For this, we need equitable distribution and verification of the delivery to the intended class. Income-based distribution has to take place by payment of funds into the ‘Jan Dhan’ accounts. In this, paying progressively higher stimulus to lower income groups is crucial. The Marxian creed “from each according to his ability, to each according to his needs” is apt at such times.
But this has not been done. Instead, the government has come up with a set of measures. Let us examine these. The efficacy of collateral-free loans of up to Rs 3 lakh crore or government guarantees is questionable when it comes to those units which are reeling under debt. They will remain liabilities in the books, liable to be repaid, and can, thus, hardly be termed as part of the fiscal stimulus.
The government’s well-intentioned policy of procurement below Rs 200 corore without global tendering, as part of a nationalist self-reliant India, may raise legal eyebrows as being violative of the World Trade Organization norms and may have a deleterious effect in attracting reciprocal ‘Foreign Direct Investment’ (F.D.I.).
There can no longer be an indecisiveness regarding the fiscal deficit. The Fiscal Responsibility and Budget Management Act. 2003, should be amended to permit a 2% violation and, if necessary, money should be printed for genuine fiscal injections to targeted sectoral victims. These are not normal times and fiscal prudence is not a principle cast in stone. Flexibility and innovation pro-portionate to the danger are needed. War is not won by stereotyped, textbook responses and Covid-19 is no less than a war.

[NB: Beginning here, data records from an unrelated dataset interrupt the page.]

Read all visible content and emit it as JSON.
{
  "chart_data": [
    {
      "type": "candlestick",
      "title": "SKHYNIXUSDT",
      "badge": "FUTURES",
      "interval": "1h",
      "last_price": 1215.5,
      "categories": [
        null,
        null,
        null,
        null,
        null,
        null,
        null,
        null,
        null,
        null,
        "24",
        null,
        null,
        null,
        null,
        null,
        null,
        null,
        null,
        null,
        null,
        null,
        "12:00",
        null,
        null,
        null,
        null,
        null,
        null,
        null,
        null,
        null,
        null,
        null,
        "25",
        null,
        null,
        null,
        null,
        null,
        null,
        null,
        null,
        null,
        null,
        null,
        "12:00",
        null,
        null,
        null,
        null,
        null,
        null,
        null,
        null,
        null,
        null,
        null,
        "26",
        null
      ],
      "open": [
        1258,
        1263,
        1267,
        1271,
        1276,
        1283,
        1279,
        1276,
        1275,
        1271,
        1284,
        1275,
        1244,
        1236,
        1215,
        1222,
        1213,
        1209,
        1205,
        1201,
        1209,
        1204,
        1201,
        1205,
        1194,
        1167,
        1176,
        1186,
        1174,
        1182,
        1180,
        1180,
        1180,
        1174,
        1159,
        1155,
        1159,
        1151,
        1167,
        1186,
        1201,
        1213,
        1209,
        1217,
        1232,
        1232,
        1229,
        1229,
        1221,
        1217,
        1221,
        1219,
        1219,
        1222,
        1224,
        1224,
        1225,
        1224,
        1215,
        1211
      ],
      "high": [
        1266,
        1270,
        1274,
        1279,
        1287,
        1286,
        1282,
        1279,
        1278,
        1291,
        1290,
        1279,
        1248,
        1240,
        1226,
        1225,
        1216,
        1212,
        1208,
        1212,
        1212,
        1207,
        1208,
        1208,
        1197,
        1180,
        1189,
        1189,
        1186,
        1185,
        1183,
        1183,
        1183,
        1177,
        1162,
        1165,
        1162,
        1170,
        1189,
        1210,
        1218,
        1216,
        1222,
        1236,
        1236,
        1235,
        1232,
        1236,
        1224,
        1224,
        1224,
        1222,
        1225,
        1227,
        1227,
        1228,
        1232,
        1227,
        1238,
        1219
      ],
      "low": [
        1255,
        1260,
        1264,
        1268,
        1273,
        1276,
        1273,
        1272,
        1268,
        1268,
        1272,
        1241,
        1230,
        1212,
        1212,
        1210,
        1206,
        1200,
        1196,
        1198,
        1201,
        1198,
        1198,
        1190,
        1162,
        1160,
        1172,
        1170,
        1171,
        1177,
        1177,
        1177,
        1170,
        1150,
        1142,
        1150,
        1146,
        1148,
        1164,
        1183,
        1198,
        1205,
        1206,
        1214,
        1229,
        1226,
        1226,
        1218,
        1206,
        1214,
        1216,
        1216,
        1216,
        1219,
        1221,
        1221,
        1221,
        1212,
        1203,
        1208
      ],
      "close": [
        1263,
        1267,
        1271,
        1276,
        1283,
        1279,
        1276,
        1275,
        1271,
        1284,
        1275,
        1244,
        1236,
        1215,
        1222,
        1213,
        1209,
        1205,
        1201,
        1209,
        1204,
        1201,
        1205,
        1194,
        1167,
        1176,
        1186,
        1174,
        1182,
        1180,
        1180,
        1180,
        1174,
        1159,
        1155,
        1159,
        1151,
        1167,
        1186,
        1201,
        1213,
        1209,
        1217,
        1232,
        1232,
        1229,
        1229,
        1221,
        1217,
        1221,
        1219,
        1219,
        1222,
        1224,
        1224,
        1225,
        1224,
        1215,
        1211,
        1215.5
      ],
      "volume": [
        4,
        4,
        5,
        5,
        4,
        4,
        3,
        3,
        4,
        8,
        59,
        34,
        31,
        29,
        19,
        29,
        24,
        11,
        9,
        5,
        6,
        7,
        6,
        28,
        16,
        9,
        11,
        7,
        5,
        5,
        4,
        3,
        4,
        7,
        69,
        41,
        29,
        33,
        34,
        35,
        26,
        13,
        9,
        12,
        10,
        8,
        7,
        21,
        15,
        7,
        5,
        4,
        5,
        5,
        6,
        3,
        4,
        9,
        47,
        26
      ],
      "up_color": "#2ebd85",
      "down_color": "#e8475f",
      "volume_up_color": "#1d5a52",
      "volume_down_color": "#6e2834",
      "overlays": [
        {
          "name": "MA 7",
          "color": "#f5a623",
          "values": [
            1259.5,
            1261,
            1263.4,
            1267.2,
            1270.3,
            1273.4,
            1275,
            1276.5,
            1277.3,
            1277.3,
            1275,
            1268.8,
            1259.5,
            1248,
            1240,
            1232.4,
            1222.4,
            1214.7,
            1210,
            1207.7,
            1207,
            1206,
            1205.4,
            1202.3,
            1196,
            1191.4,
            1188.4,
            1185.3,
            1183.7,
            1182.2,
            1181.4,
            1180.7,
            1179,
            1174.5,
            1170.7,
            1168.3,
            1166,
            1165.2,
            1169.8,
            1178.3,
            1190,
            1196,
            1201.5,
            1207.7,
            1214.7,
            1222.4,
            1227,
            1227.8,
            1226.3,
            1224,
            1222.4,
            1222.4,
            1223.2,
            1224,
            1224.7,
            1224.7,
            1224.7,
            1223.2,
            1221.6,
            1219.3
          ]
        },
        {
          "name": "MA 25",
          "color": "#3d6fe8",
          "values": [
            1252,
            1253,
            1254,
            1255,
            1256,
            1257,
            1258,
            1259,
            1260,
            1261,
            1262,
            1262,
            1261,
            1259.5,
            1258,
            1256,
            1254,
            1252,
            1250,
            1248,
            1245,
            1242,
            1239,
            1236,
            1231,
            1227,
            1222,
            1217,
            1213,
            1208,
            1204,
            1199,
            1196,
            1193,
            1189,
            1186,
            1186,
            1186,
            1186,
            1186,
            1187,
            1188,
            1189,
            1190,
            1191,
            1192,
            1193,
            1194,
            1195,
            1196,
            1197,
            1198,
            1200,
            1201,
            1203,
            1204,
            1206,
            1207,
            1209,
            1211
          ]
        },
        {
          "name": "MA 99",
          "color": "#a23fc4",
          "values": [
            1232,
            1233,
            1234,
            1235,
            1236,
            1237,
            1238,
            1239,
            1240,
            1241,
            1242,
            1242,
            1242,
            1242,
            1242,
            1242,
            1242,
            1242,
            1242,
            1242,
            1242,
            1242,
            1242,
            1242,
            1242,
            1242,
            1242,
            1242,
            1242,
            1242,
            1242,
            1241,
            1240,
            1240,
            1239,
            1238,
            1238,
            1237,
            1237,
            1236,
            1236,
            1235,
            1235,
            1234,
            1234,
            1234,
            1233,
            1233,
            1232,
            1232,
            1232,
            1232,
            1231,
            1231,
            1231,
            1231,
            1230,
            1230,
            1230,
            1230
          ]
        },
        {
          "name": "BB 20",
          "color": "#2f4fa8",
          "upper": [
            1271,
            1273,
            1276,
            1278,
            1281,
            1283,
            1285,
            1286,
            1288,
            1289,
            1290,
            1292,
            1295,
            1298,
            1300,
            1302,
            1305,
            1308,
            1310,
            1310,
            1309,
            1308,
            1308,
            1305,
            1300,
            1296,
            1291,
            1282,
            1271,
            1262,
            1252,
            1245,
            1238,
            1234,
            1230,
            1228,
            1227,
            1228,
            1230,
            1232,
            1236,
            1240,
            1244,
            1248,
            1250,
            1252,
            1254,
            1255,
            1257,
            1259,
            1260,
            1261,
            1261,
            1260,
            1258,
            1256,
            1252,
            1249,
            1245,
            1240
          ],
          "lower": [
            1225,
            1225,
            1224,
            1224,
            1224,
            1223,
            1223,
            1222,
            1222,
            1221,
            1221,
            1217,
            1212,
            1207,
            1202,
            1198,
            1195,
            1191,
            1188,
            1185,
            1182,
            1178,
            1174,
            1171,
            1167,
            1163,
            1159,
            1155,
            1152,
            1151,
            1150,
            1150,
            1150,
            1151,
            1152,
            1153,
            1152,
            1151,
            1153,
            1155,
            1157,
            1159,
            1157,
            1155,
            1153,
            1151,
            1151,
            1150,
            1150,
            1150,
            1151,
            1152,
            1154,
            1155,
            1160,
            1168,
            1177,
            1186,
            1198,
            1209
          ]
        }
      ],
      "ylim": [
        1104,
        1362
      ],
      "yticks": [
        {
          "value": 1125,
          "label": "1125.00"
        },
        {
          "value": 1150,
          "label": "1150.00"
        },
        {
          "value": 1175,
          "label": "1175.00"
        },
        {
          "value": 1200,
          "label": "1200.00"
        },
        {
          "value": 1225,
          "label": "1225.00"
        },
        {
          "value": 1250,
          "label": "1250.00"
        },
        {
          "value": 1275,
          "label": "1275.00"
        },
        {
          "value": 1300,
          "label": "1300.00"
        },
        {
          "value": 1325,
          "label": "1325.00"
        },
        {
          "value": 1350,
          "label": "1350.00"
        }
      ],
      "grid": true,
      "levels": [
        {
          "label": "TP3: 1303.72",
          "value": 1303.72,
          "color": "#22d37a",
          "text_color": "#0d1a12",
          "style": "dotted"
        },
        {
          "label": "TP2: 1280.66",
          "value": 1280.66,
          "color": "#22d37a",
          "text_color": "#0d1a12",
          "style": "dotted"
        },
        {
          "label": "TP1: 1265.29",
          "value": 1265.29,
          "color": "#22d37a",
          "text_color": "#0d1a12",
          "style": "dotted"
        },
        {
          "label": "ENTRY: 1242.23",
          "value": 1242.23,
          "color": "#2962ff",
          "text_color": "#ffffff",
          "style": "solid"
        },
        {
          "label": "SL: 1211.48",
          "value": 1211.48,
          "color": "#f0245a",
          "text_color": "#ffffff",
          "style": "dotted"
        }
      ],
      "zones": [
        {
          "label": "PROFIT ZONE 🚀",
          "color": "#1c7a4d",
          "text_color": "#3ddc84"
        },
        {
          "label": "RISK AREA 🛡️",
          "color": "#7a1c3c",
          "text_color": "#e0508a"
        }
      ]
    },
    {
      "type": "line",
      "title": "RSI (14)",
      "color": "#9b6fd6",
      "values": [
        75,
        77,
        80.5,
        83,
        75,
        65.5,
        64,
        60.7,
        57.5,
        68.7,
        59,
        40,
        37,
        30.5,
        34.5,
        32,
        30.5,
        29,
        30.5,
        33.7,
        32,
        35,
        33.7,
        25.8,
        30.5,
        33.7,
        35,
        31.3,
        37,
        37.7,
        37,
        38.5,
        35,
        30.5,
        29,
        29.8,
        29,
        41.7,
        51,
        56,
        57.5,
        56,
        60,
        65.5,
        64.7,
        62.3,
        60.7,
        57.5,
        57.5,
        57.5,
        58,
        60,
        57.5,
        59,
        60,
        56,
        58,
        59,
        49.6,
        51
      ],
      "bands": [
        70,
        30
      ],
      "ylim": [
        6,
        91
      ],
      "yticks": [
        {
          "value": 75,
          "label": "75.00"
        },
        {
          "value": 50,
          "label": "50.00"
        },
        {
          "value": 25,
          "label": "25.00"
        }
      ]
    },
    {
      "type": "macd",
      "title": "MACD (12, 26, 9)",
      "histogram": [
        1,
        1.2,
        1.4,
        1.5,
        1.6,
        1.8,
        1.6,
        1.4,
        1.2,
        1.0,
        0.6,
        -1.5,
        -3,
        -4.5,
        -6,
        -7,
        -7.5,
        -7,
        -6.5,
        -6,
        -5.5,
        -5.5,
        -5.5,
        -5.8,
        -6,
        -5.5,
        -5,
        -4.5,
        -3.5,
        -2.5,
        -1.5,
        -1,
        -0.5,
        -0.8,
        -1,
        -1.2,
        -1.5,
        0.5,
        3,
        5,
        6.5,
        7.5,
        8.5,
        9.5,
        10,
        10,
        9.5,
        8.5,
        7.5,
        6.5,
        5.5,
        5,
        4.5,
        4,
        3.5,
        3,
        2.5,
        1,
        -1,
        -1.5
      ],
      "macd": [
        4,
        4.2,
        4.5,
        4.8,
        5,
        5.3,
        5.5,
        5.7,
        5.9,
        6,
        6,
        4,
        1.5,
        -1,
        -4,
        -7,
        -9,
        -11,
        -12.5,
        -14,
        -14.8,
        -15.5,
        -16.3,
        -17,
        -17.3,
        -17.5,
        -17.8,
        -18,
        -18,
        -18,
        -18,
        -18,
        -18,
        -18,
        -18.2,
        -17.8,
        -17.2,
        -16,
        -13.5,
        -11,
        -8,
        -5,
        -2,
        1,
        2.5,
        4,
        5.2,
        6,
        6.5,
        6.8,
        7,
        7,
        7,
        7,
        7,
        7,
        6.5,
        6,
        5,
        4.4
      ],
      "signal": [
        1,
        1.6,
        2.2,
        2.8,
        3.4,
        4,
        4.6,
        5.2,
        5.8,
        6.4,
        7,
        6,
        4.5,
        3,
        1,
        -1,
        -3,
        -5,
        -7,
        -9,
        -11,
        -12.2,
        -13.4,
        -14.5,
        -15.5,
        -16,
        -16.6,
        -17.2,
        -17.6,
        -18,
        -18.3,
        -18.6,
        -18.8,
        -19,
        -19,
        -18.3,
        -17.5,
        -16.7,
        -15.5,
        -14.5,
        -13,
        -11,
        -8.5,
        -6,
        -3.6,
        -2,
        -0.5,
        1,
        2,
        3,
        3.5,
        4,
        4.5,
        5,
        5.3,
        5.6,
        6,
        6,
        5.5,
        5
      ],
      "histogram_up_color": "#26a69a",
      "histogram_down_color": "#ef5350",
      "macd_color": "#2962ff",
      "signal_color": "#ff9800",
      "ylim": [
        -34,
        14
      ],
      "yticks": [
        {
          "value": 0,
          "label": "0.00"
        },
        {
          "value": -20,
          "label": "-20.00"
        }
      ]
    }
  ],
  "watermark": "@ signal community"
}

In India, there is always a huge risk of leakages and misappropriation. A part from targeted mechanisms such as direct benefit transfer and Aadhaar, special task forces comprising private sector, lawmakers, economists, accountants and investigators must police disbursal through State schemes. The courts will have to remain vigilant, even though as instruments of last resort, beset as they are with inherent delays endemic to the system.
Cooperative federalism during pandemic emergencies must be reconfigured. How much support state governments receive in the form of fiscal support, notwithstanding their political affiliations, requires political collaboration and maturity which seems to be lacking at the present time. While everybody realizes that all cannot be done at once, taking big, clear and concrete steps in the right direction is the way forward. The government’s motto – ‘sabka saath, sabka vikas’ – needs to be tied to the former Prime Minister of Britain, Lloyd George’s famous admonishment:”Don’t be afraid to take a big step if one is indicated. You can’t cross a chasm in two small jumps.”